Jeane Kirkpatrick: "We're not going to stop being Americans and the French aren't--God knows--the French aren't going to stop being French."
JIM LEHRER: As a wooly-headed conservative, what are you willing to say, Ambassador Kirkpatrick?
JEANE KIRKPATRICK: I'm willing to say that I think the secretary-general did a very good job, and that it was useful to have--is useful to have the possibility of such a secretary-general and undertaking such a function. I think, frankly, he's the first secretary-general I've seen in a while whom I think is probably up to it.

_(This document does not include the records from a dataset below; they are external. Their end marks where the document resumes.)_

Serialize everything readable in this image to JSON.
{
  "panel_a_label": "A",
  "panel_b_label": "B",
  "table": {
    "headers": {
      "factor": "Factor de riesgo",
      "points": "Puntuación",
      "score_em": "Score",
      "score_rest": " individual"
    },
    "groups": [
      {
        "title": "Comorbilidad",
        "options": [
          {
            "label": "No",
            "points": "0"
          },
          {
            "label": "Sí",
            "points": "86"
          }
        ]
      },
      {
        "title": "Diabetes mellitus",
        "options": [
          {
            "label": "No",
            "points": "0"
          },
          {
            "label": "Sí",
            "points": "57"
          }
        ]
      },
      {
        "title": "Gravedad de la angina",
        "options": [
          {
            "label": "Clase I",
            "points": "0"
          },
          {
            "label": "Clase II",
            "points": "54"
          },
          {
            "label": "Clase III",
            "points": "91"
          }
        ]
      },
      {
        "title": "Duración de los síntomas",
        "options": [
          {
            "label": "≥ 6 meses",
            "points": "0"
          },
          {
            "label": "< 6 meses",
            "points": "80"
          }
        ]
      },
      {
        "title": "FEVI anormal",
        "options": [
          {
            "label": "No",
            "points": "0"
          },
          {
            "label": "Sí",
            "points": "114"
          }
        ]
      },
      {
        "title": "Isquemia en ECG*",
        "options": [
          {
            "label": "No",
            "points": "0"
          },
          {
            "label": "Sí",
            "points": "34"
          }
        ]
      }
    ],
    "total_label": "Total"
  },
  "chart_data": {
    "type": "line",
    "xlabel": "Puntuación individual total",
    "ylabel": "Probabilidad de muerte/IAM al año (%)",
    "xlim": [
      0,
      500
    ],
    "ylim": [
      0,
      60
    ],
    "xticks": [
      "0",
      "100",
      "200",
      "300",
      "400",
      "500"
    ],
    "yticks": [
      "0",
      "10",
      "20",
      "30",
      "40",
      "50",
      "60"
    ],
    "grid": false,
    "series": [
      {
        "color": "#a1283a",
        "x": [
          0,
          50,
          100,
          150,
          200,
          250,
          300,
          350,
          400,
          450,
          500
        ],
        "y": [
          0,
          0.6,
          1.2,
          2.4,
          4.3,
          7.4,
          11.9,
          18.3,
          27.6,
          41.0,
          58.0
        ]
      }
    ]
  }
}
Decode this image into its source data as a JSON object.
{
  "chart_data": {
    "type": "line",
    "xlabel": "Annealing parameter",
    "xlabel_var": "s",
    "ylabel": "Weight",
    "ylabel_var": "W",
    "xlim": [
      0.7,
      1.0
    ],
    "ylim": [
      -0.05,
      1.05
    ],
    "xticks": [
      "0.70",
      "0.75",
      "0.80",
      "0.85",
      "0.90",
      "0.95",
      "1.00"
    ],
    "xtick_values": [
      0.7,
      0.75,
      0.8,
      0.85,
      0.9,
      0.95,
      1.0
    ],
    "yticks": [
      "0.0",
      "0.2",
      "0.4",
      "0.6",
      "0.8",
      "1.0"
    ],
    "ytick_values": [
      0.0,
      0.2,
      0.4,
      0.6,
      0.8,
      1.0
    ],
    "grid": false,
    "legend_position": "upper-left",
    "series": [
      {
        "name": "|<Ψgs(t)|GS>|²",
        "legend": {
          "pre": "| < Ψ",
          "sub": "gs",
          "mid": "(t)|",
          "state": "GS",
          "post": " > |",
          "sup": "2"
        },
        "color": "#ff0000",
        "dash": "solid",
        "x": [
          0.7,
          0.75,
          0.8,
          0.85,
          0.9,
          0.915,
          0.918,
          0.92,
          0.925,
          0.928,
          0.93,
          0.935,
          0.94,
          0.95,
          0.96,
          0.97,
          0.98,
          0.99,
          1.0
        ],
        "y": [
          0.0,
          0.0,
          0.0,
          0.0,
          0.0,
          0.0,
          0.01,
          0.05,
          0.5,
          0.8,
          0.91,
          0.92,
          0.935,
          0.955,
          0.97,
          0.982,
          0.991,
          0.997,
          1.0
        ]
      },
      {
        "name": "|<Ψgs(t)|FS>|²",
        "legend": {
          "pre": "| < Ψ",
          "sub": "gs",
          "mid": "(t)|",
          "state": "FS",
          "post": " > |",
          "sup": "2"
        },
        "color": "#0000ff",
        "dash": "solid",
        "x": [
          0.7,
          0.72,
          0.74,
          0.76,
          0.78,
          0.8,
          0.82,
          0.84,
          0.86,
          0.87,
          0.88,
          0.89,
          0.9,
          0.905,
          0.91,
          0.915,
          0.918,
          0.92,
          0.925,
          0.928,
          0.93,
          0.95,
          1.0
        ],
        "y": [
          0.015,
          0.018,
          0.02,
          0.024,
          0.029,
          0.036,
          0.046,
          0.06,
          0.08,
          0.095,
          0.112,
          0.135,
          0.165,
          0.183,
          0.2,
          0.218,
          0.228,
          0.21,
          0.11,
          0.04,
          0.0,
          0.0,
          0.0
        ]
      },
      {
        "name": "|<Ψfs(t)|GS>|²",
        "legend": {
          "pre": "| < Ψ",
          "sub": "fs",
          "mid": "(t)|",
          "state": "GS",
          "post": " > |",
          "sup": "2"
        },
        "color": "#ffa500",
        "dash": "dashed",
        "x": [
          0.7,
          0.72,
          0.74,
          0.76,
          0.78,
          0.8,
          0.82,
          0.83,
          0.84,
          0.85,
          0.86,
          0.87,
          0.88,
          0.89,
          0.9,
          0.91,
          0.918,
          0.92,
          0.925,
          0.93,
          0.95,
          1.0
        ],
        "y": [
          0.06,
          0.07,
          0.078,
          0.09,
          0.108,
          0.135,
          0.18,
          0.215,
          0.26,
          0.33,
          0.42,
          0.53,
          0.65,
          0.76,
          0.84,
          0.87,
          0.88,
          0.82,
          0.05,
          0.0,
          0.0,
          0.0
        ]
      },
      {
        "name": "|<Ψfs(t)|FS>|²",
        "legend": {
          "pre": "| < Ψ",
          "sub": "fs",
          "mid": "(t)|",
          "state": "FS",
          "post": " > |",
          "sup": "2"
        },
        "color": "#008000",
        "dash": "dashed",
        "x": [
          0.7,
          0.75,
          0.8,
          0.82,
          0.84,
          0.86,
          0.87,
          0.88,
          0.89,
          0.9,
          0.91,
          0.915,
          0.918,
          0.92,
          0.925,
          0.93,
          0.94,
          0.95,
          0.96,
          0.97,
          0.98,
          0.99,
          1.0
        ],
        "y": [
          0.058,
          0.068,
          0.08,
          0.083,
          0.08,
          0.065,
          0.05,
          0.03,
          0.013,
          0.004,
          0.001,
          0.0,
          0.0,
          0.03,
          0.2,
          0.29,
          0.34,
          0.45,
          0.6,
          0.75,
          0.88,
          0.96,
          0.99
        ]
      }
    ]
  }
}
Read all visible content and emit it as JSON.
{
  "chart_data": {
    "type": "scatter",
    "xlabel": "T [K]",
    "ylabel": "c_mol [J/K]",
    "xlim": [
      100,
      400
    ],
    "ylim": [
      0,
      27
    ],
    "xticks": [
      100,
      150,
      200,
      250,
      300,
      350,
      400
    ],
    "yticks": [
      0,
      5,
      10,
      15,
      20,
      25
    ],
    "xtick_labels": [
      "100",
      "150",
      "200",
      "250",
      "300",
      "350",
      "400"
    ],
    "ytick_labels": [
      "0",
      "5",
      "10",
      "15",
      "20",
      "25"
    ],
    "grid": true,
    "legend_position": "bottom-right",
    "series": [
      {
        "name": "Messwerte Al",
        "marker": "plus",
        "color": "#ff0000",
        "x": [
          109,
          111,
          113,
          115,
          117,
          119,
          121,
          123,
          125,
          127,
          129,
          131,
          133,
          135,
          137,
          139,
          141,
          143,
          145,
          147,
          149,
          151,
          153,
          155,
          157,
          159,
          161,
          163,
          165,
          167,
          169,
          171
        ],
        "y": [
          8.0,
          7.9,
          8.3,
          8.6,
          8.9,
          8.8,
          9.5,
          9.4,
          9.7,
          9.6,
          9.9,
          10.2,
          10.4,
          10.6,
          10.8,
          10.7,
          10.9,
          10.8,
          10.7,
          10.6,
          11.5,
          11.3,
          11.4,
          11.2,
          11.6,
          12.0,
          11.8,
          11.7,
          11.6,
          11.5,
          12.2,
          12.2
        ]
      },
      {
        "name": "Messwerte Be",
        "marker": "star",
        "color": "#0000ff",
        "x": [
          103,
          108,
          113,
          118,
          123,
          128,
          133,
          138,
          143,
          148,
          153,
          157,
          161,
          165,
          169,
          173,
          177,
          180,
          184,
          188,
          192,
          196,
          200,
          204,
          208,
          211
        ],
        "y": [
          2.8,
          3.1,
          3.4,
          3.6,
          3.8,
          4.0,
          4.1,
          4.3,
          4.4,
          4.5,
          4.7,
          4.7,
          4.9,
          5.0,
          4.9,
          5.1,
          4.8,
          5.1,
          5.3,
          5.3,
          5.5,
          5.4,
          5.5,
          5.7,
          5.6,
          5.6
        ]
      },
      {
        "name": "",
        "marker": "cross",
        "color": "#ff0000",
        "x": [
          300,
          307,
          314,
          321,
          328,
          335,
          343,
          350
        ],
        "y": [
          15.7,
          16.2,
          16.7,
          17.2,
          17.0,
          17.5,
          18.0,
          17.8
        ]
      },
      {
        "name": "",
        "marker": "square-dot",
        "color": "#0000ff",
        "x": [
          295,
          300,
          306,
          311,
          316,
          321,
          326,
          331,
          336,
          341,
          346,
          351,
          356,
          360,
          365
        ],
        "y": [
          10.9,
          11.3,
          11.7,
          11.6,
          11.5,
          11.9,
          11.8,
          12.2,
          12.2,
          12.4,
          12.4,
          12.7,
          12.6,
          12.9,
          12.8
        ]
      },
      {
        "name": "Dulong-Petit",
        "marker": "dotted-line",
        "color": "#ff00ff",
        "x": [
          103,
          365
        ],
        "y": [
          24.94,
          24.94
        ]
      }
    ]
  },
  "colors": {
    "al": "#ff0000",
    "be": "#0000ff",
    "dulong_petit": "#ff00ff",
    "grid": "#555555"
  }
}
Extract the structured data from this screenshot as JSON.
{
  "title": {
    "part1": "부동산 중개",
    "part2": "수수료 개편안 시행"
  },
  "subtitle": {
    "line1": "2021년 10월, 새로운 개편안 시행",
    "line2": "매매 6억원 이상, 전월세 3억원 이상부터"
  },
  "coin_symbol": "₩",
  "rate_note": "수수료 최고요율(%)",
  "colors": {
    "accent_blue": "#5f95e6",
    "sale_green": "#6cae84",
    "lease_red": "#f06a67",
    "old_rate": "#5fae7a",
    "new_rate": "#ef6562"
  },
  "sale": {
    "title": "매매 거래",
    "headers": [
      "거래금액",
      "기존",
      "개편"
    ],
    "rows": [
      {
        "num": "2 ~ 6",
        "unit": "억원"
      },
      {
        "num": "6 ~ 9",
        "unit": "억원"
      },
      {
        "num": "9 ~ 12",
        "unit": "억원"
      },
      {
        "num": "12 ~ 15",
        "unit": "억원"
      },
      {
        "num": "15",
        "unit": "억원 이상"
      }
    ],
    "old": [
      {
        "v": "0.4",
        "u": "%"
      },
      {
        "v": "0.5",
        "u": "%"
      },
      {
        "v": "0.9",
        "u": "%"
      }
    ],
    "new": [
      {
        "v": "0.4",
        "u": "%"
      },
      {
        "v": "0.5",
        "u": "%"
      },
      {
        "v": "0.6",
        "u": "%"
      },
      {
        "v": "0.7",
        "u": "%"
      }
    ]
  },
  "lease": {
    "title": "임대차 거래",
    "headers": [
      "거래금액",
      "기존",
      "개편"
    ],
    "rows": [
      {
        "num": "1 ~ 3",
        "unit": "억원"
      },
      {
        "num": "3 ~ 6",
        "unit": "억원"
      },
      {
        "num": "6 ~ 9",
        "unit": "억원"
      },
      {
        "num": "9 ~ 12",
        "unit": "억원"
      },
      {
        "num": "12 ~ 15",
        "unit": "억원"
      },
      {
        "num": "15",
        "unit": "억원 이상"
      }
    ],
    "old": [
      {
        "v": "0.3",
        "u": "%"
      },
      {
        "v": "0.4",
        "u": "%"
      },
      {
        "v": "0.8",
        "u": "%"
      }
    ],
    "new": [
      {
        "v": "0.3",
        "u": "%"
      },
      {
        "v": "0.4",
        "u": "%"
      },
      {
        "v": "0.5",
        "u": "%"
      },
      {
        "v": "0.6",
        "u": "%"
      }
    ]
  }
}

JIM LEHRER: Was up to it. Yes. But you think it would be a mistake for the United States to say, okay, that's how we're going to solve all our diplomatic and international problems from now till the end of time is we're going to get the secretary-general to do it--
JEANE KIRKPATRICK: We're probably not going to solve any of our diplomatic and international problems that way. We're going to reach our own views about those problems, and we're going to consult with our allies and with each other, and you know, and with the secretary-general, if he wants to undertake a mission and mediate. But we're not going to stop being Americans and the French aren't--God knows--the French aren't going to stop being French, but--
JIM LEHRER: Yes, Haynes.
HAYNES JOHNSON: But, you know there's one more thing we haven't even
talked about. It was the willingness to use force on the part of the United States to back up that mission that the two worked together. You can't just send off the greatest peacemaker in the world perhaps, absent maybe FDR, it would have been Jesus, but you have to be able--in today's world, realism, you talk about practicality, the possibility of backing it up with force.
JIM LEHRER: And Kofi Annan said that himself more than once--
HAYNES JOHNSON: Yes.
JIM LEHRER: --when he got back and before he left. Okay. Well, thank you all very much. Ambassador Kirkpatrick, thank you for joining our regular three.